Reason two: Google offers items to the public only after they've been given a rigorous internal shakedown. It took years for Kubernetes and TensorFlow to become publicly available, both of which Google had used extensively inside the company (though in somewhat different forms).

If anything from the TPU efforts makes it to public use, it'll be through the rent-in-the-cloud model -- and odds are it'll be a generation behind whatever the company is working on internally.

3. Google's custom-silicon approach isn't the only one

Google elected to create its own ASICs, but there's another possible approach to custom silicon for running machine learning models: FPGAs, processors that can be reprogrammed on the fly.

FPGAs can perform math at high speed and with high levels of parallelism, both of which machine learning needs at most any stage of its execution. FPGAs are also cheaper and faster to work with than ASICs out of the box, since ASICs have to be custom-manufactured to a spec.

Microsoft has twigged to the possibilities provided by FPGAs and unveiled server designs that employ them.

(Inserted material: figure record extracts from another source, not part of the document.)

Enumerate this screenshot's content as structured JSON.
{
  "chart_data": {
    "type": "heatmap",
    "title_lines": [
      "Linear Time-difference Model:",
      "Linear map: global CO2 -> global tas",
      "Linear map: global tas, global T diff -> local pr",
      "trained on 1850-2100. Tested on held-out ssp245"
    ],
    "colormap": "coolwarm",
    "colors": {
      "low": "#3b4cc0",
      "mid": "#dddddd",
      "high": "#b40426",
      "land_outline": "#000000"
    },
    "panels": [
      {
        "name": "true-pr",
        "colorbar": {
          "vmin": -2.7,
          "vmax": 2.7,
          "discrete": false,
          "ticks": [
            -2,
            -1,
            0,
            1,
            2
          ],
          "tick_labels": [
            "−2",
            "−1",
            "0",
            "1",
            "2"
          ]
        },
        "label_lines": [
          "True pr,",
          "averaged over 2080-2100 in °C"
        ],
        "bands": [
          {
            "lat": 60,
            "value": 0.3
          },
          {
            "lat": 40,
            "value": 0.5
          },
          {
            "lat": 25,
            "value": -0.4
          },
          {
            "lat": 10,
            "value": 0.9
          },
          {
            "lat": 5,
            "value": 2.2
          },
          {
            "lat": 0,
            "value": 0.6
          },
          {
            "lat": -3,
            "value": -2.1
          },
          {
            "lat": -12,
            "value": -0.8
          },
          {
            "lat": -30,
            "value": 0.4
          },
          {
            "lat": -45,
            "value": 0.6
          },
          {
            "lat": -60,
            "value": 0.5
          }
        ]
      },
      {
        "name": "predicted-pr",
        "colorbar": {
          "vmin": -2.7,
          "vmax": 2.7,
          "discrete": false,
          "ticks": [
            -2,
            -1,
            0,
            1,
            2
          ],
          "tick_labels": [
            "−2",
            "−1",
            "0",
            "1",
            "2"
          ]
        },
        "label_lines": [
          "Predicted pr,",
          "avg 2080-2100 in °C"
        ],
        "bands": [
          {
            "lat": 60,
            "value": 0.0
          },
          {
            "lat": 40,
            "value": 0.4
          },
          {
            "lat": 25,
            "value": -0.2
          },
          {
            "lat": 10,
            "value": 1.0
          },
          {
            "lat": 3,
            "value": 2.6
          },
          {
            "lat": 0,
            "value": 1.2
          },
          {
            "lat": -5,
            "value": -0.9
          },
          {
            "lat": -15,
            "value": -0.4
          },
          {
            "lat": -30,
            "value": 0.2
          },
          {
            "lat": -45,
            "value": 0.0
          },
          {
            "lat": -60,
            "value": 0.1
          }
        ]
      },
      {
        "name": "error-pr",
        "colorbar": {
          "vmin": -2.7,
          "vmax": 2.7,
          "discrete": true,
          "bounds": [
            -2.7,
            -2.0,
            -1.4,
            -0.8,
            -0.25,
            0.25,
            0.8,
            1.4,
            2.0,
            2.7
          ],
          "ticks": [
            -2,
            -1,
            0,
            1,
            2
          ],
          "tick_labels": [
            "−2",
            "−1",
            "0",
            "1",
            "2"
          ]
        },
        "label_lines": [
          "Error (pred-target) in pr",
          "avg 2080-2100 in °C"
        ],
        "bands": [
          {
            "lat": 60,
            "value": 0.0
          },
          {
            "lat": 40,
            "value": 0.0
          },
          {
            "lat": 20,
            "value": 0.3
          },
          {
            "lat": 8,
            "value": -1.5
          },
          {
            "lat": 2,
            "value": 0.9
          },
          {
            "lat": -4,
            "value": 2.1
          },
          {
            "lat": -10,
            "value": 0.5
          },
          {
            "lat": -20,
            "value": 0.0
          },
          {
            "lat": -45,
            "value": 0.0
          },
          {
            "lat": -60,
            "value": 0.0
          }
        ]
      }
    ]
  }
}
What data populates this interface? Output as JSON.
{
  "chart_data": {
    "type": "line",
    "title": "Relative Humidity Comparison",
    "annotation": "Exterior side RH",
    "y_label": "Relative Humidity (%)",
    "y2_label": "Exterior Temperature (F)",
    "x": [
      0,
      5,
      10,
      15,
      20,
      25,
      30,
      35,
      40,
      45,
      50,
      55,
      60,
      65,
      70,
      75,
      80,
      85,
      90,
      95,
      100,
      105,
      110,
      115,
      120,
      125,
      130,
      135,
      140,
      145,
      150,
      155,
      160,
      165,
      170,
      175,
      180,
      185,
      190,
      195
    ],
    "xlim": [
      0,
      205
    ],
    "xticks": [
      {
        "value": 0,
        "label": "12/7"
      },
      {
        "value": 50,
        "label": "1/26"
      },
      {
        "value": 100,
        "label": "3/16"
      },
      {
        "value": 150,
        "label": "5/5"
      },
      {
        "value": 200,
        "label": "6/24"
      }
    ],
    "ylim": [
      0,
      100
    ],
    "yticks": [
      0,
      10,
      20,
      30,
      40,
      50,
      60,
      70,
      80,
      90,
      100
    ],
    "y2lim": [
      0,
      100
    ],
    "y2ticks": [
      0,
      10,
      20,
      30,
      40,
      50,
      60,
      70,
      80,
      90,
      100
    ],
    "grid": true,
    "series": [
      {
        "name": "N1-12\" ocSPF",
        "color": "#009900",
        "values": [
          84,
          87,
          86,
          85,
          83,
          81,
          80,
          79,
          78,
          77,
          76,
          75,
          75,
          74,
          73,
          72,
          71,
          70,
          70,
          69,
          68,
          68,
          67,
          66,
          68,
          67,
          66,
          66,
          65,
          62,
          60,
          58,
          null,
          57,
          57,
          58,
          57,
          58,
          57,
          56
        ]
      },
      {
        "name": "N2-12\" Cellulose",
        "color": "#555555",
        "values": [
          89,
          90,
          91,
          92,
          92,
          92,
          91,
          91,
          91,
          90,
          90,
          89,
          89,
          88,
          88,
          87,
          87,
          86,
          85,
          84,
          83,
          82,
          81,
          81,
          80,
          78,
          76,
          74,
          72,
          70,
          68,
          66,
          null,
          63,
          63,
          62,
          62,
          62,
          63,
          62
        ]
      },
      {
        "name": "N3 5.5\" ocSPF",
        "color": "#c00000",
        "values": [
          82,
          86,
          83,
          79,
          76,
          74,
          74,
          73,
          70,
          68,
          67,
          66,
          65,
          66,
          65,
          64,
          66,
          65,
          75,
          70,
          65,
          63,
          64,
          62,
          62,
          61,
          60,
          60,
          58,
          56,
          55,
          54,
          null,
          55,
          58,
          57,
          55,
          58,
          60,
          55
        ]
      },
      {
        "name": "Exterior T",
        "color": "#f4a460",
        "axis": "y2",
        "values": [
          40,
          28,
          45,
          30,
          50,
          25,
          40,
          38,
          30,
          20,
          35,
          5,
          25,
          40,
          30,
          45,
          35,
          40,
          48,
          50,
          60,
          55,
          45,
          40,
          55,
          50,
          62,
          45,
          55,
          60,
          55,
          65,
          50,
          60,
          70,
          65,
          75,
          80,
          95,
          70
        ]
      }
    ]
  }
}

Machine learning acceleration is one of the many duties that hardware could take on.

That said, FPGAs aren't a one-to-one solution for ASICs, and they can't be dropped into a machine learning pipeline as-is. Also, there aren't as many programming tools for FPGAs in a machine learning context as there are for GPUs.

It's likely that the best steps in this direction won't be toolkits that enable machine learning FPGA programming specifically, but general frameworks that can perform code generation for FPGAs, GPUs, CPUs, or custom silicon alike. Such frameworks would have more to work on if Google offers its TPUs as a cloud resource, but there's already plenty of targets they can start addressing right away.

4. We've barely scratched the surface with custom machine learning silicon

Google claims in its paper the speedups possible with its ASIC could be further bolstered by using GPU-grade memory and memory systems, with results anywhere from 30 to 200 times faster than a conventional CPU/GPU mix. That's without addressing what could be achieved by, say, melding CPUs with FPGAs, or any of the other tricks being hatched outside of Google.

It ought to be clear by now that custom silicon for machine learning will drive the development of both the hardware and software sides of the equation. It's also clear Google and others have barely begun exploring what's possible.